神经辐射场(NeRF)广泛用于新颖视角合成,并用于3D物体检测(3DOD),通过视图合成表示为3DOD提供了有前途的方法。然而,NeRF面临固有局限性:(i)由于其隐含性,对3D物体检测的表示能力有限;(ii)渲染速度较慢。最近,3D高斯平铺(3DGS)作为一种明确的3D表示方法,应对这些局限性。受到这些优势的启发,本文将3DGS引入3D物体检测中,并提出了两个主要挑战: (i)平滑高斯斑块的模糊空间分布:3DGS主要依赖于2D像素级别监督,导致不清楚的高斯斑块的3D空间分布和物体与背景之间的区分度较低,阻碍3D物体检测;(ii)过多的背景斑块:2D图像通常包括大量背景像素,导致带有大量噪声的高斯斑块重建,降低了检测效果。为了应对挑战(i),我们利用3DGS从2D图像中提取的事实,提出了一种优雅而有效的解决方案,通过将2D边界指导相结合,显著增强了高斯斑块的空间分布,使得物体与背景之间的区分度更加清晰。为了应对挑战(ii),我们提出了一种使用2D盒子进行目标概率分布的策略,生成物体概率分布在3D空间中,允许在3D中进行有效的概率采样,以保留更多的物体斑块并减少噪声背景斑块。得益于我们的设计,我们的3DGS-DET在ScanNet数据集上显著优于当前最先进的NeRF-based方法,在ArkitScenes数据集上实现了+6.6的mAP@0.25和+8.1的mAP@0.5的改善,并且令人印象深刻的+31.5mAP@0.25在ArkitScenes数据集上。
https://arxiv.org/abs/2410.01647
Text-to-image generation requires large amount of training data to synthesizing high-quality images. For augmenting training data, previous methods rely on data interpolations like cropping, flipping, and mixing up, which fail to introduce new information and yield only marginal improvements. In this paper, we propose a new data augmentation method for text-to-image generation using linear extrapolation.
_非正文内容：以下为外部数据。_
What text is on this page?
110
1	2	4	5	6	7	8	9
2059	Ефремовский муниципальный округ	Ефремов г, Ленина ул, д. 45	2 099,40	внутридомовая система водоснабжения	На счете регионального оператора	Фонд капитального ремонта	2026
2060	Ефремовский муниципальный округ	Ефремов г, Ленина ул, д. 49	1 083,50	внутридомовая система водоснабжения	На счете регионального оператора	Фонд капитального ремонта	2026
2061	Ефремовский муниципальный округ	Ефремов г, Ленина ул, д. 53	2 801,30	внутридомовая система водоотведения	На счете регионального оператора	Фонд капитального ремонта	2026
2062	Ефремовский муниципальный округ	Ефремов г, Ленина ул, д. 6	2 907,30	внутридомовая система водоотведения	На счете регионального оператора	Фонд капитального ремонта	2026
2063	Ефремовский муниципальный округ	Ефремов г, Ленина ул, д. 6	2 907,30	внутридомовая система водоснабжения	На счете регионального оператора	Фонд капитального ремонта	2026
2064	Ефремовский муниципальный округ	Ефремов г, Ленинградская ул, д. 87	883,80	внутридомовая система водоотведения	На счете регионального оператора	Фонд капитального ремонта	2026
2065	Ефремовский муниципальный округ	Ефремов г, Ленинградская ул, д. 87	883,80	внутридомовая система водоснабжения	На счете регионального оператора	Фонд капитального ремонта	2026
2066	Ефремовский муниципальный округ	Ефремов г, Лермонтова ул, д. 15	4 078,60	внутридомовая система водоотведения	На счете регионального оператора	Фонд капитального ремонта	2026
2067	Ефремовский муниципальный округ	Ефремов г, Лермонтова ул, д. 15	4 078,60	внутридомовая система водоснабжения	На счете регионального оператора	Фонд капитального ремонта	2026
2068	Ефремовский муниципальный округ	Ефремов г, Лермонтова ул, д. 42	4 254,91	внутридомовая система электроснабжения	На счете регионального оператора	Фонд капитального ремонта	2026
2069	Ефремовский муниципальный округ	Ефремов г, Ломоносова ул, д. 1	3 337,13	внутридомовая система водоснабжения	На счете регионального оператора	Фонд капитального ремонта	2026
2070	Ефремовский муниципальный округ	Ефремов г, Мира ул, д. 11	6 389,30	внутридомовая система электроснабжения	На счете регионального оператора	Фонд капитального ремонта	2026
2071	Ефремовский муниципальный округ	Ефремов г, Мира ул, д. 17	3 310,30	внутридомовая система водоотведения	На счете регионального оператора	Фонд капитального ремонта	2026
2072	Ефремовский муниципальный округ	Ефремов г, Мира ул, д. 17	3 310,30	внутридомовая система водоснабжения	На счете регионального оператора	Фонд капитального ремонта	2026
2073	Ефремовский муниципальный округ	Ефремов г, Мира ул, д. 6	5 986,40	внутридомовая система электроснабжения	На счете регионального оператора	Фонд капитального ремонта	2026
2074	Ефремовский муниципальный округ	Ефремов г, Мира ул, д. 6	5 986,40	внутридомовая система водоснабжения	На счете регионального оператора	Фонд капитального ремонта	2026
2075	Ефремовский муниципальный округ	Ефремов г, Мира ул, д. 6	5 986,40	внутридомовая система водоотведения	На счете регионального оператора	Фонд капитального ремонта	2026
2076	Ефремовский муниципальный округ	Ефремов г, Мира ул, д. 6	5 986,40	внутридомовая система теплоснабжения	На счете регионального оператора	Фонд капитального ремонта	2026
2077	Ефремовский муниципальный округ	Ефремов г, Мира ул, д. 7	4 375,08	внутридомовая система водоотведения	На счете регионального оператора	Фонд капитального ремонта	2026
Specifically, we apply linear extrapolation only on text feature, and new image data are retrieved from the internet by search engines. For the reliability of new text-image pairs, we design two outlier detectors to purify retrieved images. Based on extrapolation, we construct training samples dozens of times larger than the original dataset, resulting in a significant improvement in text-to-image performance. Moreover, we propose a NULL-guidance to refine score estimation, and apply recurrent affine transformation to fuse text information. Our model achieves FID scores of 7.91, 9.52 and 5.00 on the CUB, Oxford and COCO datasets. The code and data will be available on GitHub (this https URL).
文本转图像生成需要大量的训练数据来生成高质量的图像。为了增加训练数据,之前的方法依赖于数据插值,如裁剪、翻转和混合等,但这些方法无法引入新信息,仅产生微小的改进。在本文中,我们提出了一种基于线性扩展的文本转图像生成的新数据增强方法。具体来说,我们仅对文本特征进行线性扩展,然后通过搜索引擎从互联网上检索新的图像数据。为了确保新文本图像对齐的可靠性,我们设计了两个异常检测器来净化检索到的图像。基于扩展,我们构建了比原始数据集更大的训练样本,从而在文本转图像性能上取得了显著的改进。此外,我们还提出了一种空指导来优化分数估计,并应用循环平移变换来融合文本信息。我们的模型在CUB、牛津和COCO数据集上的FID分数分别为7.91、9.52和5.00。代码和数据将 available on GitHub (this <https://github.com>)。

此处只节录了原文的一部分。